Catching a being in color

In color, just as in form, the same process dominates. To make something which is really whole, we play and play, and try and try, until we catch a being shining through.

Suppose, for instance, that you decided to paint something with this beautiful blue. Can you see how you would probably place other bright, nice colors around it, try to make it interact with reds, or yellows? Can you feel the intensity of the strange way in which grey and white and black, and pale blue, are all used to make and support this luminous blue?

And now imagine that you suddenly have the idea of putting black there. To get the feeling of such a moment, cover the black up with your hand, look at the rest of the painting and its colors — and now try to imagine, in your inner eye, your mind’s eye, some areas of black on the left.
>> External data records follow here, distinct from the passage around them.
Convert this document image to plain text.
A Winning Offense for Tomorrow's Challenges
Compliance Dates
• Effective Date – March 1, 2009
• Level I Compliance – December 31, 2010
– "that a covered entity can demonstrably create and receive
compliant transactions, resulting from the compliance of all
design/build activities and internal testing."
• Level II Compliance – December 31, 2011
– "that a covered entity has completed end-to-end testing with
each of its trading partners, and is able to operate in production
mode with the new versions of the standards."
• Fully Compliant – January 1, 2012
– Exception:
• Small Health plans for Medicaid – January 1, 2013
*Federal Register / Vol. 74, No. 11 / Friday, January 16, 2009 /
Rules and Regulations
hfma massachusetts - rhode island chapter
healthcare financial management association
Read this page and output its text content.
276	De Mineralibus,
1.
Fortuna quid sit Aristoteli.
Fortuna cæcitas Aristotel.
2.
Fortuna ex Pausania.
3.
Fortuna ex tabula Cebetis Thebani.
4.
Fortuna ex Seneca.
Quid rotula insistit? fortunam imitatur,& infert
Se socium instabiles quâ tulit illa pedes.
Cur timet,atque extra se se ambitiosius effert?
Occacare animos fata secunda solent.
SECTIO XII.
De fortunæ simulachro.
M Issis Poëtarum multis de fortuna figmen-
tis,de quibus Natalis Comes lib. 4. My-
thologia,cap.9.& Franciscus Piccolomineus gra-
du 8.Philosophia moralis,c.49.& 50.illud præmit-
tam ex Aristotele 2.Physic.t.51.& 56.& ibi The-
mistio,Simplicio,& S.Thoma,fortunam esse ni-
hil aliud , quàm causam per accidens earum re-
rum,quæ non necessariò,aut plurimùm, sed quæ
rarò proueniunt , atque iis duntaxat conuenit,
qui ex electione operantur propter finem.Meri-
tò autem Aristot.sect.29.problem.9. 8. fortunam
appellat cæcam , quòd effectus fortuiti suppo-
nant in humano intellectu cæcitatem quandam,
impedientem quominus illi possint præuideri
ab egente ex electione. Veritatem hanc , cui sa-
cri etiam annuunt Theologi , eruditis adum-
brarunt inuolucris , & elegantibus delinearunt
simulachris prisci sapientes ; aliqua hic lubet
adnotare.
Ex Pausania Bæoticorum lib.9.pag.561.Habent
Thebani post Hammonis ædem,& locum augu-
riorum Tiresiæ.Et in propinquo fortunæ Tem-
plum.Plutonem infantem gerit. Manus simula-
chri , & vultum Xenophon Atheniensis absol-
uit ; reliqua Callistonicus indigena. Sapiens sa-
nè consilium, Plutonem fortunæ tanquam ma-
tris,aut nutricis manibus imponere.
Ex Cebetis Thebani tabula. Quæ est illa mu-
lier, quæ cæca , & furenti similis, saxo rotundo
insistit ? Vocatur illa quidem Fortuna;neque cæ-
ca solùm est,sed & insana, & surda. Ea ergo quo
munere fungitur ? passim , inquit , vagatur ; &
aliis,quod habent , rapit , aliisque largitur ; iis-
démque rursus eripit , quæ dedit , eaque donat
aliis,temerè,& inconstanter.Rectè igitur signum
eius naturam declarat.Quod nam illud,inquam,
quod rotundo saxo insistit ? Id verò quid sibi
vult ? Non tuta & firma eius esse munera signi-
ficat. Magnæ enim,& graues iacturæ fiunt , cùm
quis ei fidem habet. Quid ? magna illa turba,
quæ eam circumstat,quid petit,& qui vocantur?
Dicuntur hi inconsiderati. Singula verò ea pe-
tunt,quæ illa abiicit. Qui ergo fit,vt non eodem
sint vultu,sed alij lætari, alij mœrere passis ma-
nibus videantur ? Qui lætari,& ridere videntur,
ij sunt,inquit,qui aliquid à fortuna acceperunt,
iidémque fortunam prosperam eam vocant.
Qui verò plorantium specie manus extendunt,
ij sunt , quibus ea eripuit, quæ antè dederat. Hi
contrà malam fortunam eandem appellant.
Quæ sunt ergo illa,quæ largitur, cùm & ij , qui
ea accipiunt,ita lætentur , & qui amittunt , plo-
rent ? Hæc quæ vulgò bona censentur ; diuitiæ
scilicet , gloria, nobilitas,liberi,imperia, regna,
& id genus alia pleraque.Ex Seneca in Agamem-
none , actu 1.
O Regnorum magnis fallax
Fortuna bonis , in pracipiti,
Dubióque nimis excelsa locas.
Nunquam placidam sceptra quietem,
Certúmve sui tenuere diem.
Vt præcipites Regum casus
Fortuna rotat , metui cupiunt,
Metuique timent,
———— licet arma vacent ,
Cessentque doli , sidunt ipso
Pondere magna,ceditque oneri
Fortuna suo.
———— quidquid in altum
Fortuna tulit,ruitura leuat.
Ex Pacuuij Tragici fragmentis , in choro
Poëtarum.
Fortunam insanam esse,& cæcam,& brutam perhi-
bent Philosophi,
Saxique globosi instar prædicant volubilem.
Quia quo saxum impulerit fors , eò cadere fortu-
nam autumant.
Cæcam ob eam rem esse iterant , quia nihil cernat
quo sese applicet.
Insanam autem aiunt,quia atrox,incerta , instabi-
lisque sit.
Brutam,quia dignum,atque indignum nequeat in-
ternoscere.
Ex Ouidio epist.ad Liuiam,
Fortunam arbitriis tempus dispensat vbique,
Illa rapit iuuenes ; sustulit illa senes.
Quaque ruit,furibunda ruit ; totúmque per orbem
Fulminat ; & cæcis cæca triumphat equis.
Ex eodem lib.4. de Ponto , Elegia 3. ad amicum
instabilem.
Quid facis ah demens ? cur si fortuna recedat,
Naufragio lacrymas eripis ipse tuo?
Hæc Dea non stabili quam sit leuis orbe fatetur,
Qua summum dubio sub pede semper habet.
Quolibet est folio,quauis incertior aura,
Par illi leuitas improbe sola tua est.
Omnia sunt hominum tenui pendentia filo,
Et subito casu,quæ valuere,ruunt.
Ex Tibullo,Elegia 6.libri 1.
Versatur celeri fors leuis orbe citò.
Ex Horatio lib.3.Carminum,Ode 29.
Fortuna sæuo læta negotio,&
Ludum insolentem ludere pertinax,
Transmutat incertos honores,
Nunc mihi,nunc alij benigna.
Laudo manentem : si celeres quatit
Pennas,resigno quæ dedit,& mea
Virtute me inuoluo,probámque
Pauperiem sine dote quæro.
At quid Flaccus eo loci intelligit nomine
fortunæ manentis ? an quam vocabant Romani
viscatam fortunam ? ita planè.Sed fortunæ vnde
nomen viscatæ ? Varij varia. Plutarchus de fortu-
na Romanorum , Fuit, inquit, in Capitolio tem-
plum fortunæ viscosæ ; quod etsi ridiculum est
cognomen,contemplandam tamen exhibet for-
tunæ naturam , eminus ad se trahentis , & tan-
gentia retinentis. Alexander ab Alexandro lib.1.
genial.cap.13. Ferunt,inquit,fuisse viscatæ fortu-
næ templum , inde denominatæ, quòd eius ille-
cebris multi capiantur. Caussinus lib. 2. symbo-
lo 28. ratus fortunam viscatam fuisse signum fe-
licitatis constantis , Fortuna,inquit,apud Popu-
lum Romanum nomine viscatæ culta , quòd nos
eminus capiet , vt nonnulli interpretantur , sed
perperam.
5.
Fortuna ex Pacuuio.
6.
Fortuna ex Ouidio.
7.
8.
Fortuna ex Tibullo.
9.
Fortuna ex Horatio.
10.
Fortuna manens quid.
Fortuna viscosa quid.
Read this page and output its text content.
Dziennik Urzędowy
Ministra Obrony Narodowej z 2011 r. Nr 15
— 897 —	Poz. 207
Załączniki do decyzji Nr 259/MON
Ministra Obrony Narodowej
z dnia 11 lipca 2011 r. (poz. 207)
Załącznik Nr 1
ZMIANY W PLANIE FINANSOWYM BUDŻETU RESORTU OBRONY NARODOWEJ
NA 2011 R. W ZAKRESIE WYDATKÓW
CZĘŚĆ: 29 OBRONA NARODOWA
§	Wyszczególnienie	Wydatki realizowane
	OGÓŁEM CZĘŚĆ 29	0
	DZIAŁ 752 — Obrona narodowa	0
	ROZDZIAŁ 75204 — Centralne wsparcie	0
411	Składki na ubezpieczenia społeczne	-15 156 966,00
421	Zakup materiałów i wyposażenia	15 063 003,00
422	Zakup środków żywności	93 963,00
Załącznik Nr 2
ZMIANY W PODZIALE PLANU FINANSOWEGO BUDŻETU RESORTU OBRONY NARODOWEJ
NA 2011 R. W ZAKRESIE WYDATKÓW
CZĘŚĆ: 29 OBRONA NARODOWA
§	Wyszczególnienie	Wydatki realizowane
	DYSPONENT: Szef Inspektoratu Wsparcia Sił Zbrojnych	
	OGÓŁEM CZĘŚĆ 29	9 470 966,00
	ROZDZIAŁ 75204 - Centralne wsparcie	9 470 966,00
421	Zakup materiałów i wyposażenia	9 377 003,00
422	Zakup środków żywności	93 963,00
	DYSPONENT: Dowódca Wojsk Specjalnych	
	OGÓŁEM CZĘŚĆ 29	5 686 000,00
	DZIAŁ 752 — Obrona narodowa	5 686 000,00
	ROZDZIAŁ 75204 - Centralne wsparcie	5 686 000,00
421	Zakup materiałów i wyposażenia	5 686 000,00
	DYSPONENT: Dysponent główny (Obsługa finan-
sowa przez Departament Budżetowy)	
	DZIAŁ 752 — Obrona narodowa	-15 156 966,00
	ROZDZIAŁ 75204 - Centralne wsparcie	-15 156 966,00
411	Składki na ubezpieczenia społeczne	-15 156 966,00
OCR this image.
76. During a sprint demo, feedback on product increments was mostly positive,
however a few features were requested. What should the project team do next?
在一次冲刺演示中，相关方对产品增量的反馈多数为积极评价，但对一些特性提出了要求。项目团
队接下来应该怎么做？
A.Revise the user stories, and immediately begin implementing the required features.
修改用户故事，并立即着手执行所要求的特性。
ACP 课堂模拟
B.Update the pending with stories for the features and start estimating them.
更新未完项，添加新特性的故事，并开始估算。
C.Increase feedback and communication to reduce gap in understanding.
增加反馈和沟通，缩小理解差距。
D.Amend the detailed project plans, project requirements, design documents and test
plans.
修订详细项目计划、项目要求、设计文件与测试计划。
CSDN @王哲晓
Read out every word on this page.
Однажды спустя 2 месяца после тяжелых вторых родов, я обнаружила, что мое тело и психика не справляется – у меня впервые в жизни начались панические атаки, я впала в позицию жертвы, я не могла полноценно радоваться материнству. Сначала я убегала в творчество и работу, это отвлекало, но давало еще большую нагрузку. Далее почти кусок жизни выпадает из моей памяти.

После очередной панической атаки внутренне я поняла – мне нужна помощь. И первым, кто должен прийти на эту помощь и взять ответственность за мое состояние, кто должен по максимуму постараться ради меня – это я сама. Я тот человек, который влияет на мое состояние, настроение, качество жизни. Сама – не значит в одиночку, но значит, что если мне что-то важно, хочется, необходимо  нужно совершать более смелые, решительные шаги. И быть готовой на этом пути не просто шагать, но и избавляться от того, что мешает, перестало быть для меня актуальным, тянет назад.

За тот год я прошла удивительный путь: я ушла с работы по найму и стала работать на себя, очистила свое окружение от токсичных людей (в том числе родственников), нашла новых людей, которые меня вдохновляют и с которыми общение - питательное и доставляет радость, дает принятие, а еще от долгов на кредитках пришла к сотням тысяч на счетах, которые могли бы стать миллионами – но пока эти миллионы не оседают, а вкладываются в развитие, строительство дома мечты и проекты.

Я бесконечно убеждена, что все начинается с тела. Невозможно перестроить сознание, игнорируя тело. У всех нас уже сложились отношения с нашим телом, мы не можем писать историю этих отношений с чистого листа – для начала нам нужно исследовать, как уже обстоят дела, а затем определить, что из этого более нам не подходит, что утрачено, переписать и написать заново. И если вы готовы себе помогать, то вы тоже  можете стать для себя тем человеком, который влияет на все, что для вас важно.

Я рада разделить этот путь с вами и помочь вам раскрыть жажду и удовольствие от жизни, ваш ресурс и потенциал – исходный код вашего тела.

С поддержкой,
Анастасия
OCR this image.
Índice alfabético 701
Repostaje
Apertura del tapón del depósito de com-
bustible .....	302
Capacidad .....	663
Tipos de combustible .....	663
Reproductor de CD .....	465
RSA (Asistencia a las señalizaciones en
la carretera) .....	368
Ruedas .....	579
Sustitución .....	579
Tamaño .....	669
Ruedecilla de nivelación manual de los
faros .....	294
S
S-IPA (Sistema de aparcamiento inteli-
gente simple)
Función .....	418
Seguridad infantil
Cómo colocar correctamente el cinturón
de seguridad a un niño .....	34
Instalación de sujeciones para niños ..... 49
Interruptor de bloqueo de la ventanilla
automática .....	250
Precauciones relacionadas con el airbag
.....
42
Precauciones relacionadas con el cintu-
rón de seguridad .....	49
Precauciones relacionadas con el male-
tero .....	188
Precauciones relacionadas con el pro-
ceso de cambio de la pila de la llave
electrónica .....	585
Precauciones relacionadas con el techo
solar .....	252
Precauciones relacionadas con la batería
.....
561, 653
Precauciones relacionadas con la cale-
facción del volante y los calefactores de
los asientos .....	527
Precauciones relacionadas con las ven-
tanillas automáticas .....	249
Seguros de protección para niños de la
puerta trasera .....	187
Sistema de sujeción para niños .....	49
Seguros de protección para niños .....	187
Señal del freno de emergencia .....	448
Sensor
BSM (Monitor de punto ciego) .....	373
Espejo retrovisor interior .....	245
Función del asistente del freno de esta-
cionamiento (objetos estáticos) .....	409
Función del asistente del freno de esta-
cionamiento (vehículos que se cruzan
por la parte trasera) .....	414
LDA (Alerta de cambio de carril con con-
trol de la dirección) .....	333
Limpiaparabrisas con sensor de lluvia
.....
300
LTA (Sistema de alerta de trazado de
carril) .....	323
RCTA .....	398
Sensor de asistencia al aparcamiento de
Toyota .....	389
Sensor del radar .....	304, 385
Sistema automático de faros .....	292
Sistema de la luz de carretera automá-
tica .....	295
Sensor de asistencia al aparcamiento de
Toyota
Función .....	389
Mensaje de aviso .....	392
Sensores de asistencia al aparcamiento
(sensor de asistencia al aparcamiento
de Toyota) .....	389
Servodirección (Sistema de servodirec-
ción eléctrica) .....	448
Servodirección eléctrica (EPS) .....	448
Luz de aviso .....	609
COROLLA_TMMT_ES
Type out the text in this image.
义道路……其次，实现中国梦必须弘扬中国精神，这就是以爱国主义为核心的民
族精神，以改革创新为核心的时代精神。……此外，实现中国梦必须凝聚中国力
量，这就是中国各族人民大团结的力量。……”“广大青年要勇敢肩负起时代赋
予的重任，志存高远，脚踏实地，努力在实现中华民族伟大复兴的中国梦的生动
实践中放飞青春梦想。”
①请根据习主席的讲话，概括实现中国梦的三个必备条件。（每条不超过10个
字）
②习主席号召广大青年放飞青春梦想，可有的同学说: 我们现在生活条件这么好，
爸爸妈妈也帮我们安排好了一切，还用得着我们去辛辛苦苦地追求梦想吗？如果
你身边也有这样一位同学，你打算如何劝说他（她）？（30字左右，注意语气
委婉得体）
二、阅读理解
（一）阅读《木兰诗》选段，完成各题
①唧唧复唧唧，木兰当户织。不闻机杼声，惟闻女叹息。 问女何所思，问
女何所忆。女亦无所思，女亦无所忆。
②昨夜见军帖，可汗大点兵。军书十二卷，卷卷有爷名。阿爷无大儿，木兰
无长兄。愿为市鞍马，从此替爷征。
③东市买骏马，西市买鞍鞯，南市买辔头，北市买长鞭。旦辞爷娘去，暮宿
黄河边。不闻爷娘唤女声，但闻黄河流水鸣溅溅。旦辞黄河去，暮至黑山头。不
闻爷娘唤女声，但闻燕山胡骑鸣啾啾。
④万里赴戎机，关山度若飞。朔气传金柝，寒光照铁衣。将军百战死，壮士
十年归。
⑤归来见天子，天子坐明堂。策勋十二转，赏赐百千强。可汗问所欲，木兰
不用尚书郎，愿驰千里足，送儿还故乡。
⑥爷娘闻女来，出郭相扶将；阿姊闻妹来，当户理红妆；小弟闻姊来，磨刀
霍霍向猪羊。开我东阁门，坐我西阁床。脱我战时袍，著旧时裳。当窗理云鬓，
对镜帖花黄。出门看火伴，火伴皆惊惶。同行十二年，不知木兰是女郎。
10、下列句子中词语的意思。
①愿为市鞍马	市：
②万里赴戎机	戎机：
Can you feel the strange intensity which this suddenly creates? And can you see how immensely surprising it is? It is strange, almost haunting, and somehow it seems odd that just this color would produce so magical an effect. And do you see how especially strange it is, that the black could affect the blue at such a distance? Often the colors that affect a given color are near it, but here, this black produces dazzling light, almost on the other side of the picture, where the blue is. It is this inner light, which the black creates — which makes the blue shine, from so far away, and in such a strange, intensity — this is the inner light, in a form where you especially see its being nature.

In this example we begin to see how the process of looking for inner light, and the process of looking for the slightly mysterious being — like a haunting melody, half heard, suddenly grasped — really works. It is very hard to do. But it seems to be a real, and attainable process, which each of us, if we only concentrated enough, might be able to do ourselves.